Asked why Obama had decided to hold the reception, White House spokesman Matt Lehrich told The Associated Press that the Obamas wanted to celebrate Jewish Americans' contributions to the nation's history and culture. "The reception also offers a chance to foster partnership, collaboration, and education in the spirit of Jewish American Heritage Month," Lehrich said.
Daroff himself isn't on the guest list, and he says that's logical. "This event is less about those of us in the Beltway," he says, "and more about the folks out there living the Jewish experience, and breaking down barriers."
So who else is invited? "This could be interesting, seeing what the mix looks like," says Abraham Foxman, national director of the Anti-Defamation League, who said he's not on the list.
Or, put another way: "Adam Sandler could write a whole new Hanukkah song after this party," quips Steve Rabinowitz, a Washington public relations executive, referring to the popular song pointing out famous Jewish Americans.
Someone who probably wouldn't make the song is Rabbi Marc Schneier of New York. He leads two Orthodox congregations and spoke at the 2008 Democratic convention.
But he believes he was invited because of his outreach work to the Muslim community, as president of the Foundation for Ethnic Understanding.

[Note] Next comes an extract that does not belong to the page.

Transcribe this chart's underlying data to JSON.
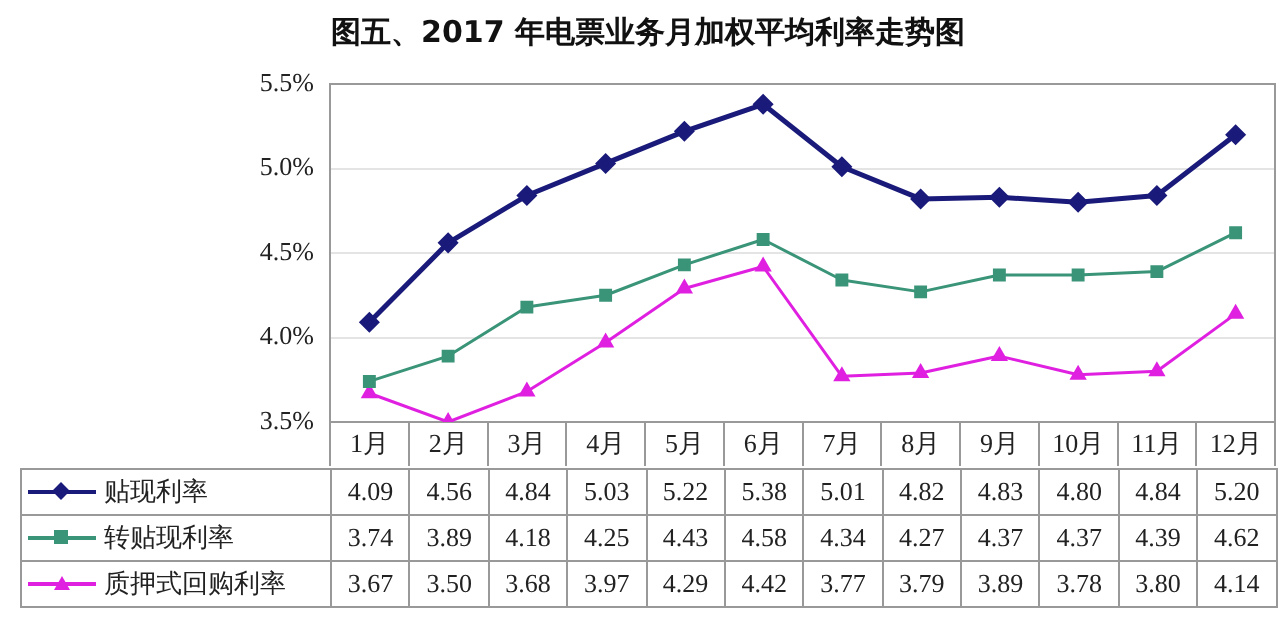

He's also been active in furthering ties with the black community.
"Our work is very much in concert with President Obama's agenda," says Schneier.
A past guest at the White House Hanukkah party, Schneier says this event has a whole different feel to it.
"This is quite unique," he says. "It's more exotic than the usual White House event."
"Listen, anytime there's a first in Washington, it's a big deal," he says.